Jesus himself modeled this kind of intimate companionship. He didn’t walk alone. He chose twelve, and within those twelve He chose three — Peter, James, and John — with whom He shared His deepest moments of prayer, glory, and grief (Matthew 17:1; Mark 14:33). If the Son of God sought human companionship in the work of the soul, how much more might we?
“And let us consider how to stir one another up to love and good works, not neglecting to meet together, as is the habit of some, but encouraging one another, and all the more as you see the Day drawing near.”— Hebrews 10:24–25 (ESV)
If something in this article stirred your heart — a quiet longing for deeper companionship on the journey, a desire to hear God more clearly, or simply the hope that you don’t have to walk this road alone — take that stirring seriously. It may be the Holy Spirit’s gentle invitation. This week, take one small step: ask your pastor about spiritual direction, spend ten minutes in silence asking God to guide you toward the right person, or simply sit with the words of Proverbs 11:14 and let them settle into your soul. You were made for a faith that is lived in company. A spiritual director won’t walk it for you — but they will help you notice the One who has been walking beside you all along.
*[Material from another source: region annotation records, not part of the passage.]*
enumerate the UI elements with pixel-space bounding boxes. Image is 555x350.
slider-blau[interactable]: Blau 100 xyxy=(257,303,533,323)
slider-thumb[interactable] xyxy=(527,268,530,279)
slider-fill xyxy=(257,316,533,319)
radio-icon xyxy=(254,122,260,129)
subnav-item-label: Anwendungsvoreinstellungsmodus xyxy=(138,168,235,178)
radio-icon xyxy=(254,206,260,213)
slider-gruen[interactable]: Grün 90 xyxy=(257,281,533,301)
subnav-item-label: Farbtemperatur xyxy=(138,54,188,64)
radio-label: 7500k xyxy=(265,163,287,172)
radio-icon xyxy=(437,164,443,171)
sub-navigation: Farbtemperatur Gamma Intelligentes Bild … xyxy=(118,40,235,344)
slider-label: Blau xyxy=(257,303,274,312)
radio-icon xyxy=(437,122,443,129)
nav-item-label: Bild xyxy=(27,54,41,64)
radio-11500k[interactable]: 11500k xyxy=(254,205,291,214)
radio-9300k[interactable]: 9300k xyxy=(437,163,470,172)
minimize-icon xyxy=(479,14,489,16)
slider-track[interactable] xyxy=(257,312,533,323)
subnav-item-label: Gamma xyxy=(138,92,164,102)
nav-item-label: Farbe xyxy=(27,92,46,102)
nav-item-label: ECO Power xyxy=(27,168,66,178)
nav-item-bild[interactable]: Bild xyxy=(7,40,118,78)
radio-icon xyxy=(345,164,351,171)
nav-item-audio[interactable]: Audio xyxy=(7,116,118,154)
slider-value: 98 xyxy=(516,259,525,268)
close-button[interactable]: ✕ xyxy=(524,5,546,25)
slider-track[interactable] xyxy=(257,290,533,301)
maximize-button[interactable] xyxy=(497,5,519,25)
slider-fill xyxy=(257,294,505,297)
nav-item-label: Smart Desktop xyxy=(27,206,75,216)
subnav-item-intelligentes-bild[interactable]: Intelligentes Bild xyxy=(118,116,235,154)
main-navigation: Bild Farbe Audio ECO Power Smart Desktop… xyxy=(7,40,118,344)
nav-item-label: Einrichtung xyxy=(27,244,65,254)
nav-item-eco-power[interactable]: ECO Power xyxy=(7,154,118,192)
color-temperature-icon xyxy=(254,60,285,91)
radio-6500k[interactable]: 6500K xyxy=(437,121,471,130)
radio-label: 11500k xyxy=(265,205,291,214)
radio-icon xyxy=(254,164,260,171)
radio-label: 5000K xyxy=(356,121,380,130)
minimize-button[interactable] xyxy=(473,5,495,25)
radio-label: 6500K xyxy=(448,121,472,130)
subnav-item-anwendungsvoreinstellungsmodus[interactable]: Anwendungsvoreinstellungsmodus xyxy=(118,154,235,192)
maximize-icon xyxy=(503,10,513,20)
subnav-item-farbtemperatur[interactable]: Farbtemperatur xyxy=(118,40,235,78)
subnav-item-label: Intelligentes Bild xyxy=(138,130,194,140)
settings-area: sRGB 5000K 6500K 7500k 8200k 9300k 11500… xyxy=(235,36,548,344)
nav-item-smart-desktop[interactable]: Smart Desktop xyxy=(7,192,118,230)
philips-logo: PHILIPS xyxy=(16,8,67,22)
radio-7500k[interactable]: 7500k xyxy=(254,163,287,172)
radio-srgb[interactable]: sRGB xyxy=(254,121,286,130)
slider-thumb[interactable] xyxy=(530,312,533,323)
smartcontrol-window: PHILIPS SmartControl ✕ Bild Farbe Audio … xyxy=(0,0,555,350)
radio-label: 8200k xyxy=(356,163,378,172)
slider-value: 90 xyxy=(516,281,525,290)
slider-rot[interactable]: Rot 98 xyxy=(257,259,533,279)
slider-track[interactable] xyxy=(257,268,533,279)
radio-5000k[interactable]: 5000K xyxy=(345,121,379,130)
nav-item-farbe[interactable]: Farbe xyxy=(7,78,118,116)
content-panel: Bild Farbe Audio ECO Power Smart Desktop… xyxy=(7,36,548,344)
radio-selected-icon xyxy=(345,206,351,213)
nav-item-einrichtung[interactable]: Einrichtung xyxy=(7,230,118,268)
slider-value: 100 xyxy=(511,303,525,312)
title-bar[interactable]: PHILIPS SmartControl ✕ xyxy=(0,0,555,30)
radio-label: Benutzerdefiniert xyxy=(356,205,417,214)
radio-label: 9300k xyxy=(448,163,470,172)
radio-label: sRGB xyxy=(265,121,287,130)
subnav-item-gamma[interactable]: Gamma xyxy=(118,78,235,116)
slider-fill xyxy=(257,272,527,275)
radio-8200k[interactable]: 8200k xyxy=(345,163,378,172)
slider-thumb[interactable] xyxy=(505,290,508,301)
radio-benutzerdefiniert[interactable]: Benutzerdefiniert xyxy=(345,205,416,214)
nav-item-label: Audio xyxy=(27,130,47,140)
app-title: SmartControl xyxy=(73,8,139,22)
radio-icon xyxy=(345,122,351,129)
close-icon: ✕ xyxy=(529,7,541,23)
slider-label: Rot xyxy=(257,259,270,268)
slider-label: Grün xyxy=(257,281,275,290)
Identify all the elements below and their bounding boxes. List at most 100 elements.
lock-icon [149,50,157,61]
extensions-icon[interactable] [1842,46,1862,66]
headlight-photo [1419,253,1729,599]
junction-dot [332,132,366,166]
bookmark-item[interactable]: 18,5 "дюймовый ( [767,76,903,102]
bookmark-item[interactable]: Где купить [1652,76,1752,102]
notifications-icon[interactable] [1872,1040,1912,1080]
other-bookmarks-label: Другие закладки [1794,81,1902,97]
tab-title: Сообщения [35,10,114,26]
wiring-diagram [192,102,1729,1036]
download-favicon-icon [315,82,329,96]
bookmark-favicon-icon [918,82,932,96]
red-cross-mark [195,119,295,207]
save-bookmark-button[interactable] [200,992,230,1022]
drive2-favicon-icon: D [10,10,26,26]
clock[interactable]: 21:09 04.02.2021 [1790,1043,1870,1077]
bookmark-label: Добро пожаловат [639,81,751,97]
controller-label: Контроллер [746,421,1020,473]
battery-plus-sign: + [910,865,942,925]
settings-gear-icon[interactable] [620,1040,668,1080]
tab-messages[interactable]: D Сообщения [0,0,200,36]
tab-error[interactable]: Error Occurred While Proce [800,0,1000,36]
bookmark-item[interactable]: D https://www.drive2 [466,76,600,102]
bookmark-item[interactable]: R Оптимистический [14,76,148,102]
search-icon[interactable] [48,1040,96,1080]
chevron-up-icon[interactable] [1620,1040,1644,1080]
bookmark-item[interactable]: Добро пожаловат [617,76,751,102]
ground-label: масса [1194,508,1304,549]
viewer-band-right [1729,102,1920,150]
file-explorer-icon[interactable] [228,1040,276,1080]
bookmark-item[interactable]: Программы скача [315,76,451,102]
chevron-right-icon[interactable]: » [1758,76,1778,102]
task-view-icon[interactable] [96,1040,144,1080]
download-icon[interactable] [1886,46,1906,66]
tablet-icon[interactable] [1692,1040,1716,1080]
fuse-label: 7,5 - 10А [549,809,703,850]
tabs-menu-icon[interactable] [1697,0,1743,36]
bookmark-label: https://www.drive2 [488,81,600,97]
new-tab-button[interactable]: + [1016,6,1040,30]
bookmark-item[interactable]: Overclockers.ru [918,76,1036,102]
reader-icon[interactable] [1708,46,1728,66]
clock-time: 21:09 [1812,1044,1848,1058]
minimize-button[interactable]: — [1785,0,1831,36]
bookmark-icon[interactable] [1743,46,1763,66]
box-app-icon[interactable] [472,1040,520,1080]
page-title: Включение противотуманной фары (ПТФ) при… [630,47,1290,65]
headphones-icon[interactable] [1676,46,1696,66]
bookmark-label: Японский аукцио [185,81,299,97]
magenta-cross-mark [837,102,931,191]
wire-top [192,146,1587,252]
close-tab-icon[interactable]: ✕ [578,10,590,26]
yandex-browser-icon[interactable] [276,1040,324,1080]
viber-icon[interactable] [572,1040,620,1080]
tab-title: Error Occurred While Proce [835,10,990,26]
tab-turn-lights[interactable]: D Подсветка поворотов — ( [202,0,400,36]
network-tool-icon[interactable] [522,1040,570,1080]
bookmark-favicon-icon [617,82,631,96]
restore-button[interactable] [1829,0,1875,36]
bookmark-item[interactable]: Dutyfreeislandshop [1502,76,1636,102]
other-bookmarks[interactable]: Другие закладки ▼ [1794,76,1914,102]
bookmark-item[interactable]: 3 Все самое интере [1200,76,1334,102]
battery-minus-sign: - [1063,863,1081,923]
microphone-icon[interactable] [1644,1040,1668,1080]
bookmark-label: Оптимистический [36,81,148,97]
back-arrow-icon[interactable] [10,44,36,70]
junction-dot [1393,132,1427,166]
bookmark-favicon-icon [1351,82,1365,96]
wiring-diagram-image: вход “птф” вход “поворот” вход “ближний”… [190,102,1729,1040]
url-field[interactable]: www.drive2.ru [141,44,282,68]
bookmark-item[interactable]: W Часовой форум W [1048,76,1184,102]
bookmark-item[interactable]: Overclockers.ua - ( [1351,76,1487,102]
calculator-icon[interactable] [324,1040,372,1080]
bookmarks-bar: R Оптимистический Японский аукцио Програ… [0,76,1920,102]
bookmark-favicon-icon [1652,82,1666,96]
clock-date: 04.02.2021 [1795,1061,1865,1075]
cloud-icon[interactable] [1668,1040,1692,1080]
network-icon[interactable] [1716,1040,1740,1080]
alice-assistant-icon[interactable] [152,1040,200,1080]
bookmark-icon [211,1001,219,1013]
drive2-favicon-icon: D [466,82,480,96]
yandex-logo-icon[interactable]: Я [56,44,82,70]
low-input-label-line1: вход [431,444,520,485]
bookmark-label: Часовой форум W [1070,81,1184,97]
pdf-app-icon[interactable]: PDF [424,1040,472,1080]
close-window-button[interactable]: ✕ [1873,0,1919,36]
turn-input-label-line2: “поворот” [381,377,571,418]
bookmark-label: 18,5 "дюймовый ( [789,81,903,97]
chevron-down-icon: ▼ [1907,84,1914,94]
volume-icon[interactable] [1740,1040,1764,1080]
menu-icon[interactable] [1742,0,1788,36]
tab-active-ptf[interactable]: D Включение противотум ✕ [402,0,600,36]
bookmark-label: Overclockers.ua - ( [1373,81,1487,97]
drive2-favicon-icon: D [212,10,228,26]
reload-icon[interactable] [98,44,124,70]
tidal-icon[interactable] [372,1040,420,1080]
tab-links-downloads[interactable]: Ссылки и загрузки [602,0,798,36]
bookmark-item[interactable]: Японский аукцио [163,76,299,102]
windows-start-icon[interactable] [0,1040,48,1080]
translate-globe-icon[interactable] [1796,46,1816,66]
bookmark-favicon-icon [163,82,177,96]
Related: Prayer for Peace in War: Finding Stillness and Courage with God
If this blessed your heart, it might bless someone else too. Share it with someone who needs encouragement today.
Frequently Asked Questions
How is spiritual direction different from counseling?
While counseling focuses on emotional health and psychological well-being, spiritual direction focuses on your relationship with God. A counselor helps you process trauma or anxiety, whereas a spiritual director helps you discern God’s presence and movement in your soul. The two practices often work beautifully together.
Is spiritual direction the same as having a mentor?
No, mentoring is typically goal-oriented and involves an experienced person sharing advice or skills. In contrast, spiritual direction is a contemplative practice where the director listens to help you hear from the Holy Spirit. The focus is on discernment rather than skill acquisition.
How often should I meet with a spiritual director?
There is no set rule, but many people meet with their director once a month or every six weeks. This cadence allows enough time for life to happen and for you to notice God’s movements between sessions. Some prefer more frequent meetings during major life transitions.
Do I need to be in a crisis to seek spiritual direction?
Not at all. While spiritual direction is helpful during transitions or seasons of doubt, it is also beneficial during stable times. It provides a dedicated space to deepen your intimacy with God and notice His grace in the ordinary rhythms of life.